I’m currently working with Angela Demke-Brown and Karen Reid on an extension to the sys161 operating system simulator to allow visualization of the current memory usage in the simulated system. The intent is to help students in a 3rd year operating systems course with their understanding of virtual memory. The visualizer now displays the used and unused pages, colour-coded according to the type of allocation. The next step is to somehow visualize the contents of pages used for kernel stacks.
The current idea is to get the simulator to report whenever the stack pointer register changes value, and infer what happened from that. Given that there is only one processor, the updated stack must be the one for the currently running thread (or an exception handler, but I’ll get to that later). I know which thread this is because a modification to the os161 kernel starter code causes the simulator to report whenever there is a context switch. Given this, and a dump of the symbol table for the running kernel, it should be possible to get the information I need.
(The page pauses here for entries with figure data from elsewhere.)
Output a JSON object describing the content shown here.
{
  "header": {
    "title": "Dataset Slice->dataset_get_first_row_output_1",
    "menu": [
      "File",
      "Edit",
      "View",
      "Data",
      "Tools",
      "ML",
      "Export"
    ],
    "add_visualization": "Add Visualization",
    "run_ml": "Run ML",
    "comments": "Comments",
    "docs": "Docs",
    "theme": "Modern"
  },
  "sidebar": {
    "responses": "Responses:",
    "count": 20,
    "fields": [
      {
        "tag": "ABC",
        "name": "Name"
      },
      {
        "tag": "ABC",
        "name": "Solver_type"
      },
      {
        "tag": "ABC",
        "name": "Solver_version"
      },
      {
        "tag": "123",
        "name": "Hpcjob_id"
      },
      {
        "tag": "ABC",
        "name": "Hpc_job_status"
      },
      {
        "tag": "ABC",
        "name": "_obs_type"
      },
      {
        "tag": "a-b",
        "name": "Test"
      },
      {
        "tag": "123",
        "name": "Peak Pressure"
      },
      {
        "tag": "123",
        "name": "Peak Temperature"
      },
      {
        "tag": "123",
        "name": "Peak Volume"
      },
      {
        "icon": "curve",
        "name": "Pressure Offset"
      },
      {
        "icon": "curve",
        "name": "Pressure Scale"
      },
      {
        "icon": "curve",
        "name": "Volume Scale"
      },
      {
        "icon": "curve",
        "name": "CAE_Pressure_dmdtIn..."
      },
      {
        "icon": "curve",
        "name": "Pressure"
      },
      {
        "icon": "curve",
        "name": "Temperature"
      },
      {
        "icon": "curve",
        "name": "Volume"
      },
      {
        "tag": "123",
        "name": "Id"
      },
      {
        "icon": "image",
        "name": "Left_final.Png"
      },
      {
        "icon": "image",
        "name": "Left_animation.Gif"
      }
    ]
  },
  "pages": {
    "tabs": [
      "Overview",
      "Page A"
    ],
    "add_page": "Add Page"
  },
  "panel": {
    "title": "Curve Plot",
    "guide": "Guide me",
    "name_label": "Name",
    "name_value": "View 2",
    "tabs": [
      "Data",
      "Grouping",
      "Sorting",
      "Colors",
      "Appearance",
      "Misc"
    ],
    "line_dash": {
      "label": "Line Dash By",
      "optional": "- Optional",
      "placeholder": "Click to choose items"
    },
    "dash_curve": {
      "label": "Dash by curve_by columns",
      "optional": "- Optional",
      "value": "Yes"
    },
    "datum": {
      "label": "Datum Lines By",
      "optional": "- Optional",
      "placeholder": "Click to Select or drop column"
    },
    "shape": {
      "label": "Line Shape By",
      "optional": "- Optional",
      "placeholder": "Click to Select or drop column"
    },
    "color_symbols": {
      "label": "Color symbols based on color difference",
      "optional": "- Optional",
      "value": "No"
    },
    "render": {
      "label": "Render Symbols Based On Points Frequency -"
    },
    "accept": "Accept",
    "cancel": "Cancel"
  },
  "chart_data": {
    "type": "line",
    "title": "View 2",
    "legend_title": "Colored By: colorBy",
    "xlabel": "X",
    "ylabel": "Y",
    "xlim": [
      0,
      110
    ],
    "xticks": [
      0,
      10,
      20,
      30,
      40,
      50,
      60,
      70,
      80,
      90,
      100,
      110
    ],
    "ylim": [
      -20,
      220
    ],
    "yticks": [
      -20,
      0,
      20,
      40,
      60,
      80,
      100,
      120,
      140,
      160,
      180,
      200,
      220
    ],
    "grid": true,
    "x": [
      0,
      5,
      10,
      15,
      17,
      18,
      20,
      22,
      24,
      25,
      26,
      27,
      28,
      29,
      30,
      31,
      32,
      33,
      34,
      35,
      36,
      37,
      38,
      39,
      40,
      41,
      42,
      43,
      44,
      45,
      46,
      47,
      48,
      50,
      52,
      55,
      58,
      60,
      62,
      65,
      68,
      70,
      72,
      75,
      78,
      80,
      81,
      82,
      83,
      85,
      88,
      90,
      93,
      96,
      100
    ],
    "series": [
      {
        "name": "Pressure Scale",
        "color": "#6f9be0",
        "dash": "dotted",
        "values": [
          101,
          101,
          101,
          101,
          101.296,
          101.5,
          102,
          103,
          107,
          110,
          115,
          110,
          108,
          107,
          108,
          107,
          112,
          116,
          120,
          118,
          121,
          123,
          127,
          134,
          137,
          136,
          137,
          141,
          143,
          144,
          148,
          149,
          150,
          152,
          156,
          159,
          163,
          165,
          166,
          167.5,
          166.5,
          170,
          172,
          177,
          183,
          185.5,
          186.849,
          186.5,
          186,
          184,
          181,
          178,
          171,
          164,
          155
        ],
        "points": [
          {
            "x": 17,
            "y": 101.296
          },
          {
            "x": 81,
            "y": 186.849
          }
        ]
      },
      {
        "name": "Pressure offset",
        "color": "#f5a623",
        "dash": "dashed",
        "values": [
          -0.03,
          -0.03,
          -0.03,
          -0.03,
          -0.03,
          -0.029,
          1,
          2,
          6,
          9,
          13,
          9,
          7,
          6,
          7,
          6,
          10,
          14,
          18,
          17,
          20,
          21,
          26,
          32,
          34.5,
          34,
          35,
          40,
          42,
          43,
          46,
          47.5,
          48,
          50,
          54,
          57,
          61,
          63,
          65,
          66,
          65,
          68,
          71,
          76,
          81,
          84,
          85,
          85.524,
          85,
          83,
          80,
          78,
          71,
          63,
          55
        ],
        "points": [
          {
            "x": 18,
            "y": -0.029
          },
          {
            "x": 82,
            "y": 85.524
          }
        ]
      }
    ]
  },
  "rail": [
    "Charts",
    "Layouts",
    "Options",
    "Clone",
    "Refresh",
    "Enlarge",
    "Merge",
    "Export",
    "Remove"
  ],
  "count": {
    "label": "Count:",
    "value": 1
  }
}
So, I coded up a simple test that just sent a message from the simulator with the new value of the stack pointer every time it changed. I figured it would be updated often, but I had no idea how often – the resulting system sends so many messages to the visualizer program that it can’t keep up. I’ve determined that most of these messages aren’t really interesting, being the result of the timer interrupt. I’m hoping that I can find a way to exclude these, and that the remaining messages will be more manageable. If not, I’ll have to work out a way to turn this feature off when it isn’t needed.